Thomas me miró con expresión indulgente.

—He tenido tiempo para verificar ciertos datos. No hay acta de nacimiento de un Olmy de los Datchetong. Ni certificados de escuela Lenk, ni consta tampoco ningún domicilio. A menos que vengas de Hsia, o de una comunidad no registrada, tú no existes.

Me sentí incómodo, y decidí arriesgarme.

—Ser Thomas, ya nadie tiene registros completos.

El silencio se prolongó vanos segundos. Al fin él miró los adoquines de piedra.

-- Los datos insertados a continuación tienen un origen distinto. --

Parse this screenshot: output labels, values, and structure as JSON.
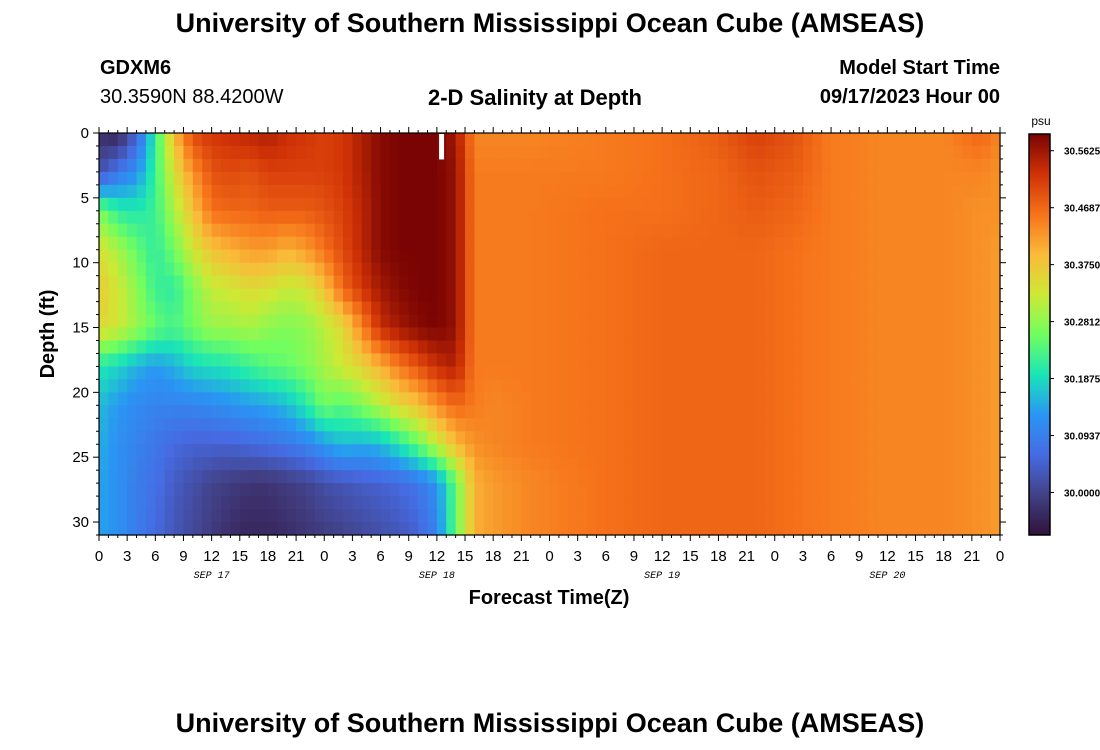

—No creo que seas brionista. No tendría sentido, a juzgar por tu comportamiento, y por el modo en que nos conocimos. Te habrías internado en la silva y luego habrías subido a un bote de pasajeros, o habrías fabricado uno. He pensado mucho en ti. Creo que te dejaré en paz y te permitiré ir a donde quieras.

—Gracias.

—Hace años existía un pequeño grupo de gente que mantenía una vigilancia secreta. Se hacían llamar adventistas. Esperaban la llegada de alguien del Hexamon.

—Parecen cristianos.

—«Advenimiento» significa la llegada de algo grande, importante. No tiene nada que ver con los cristianos. No todos expresaban su punto de vista. Uno de ellos robó algo y desapareció. Nadie conoce los detalles, salvo Lenk. Oí decir que había un adventista en Claro de Luna. ¿Lo había?

—No sé.

—¿Es una idea descabellada?

—¿Por qué no vinieron hace años? —pregunté.

Thomas sonrió.

—Pues yo tampoco lo sé. Algunos dicen que borramos el camino que conduce a Lamarckia y que estamos atrapados aquí para siempre.

—A mí no me molesta —dije.

Thomas recobró su expresión paciente.

—Si vinieran, tratarían de llevarnos de regreso a la Vía. Es la opinión general. Yo no estoy tan seguro, ahora que hemos pasado tanto tiempo aquí y nuestro número ha crecido. Somos dueños de este mundo, en la medida en que un humano es dueño de algo.

—No somos dueños de las zonas —dije, tratando de restablecer en parte mi papel.

—No —dijo Thomas reflexivamente—. Prométeme esto, por favor. Algún día, si hay tiempo, y si puedes aclararme ciertos misterios...

Sacudí la cabeza, como diciendo: Ideas descabelladas.

Thomas alzó las manos, las entrelazó y se frotó las palmas.

—La junta de ciudadanos ha tomado una decisión esta tarde. Los brionistas o sus renegados mataron a los ciudadanos de Claro de Luna. Naderville alegará que eran renegados. La junta de Athenai deberá decidir qué hacer. No tienes que volver a testificar. Eres libre de ir a donde te plazca.

Con un cabeceo, Thomas dio media vuelta y echó a andar calle arriba hasta perderse en las sombras.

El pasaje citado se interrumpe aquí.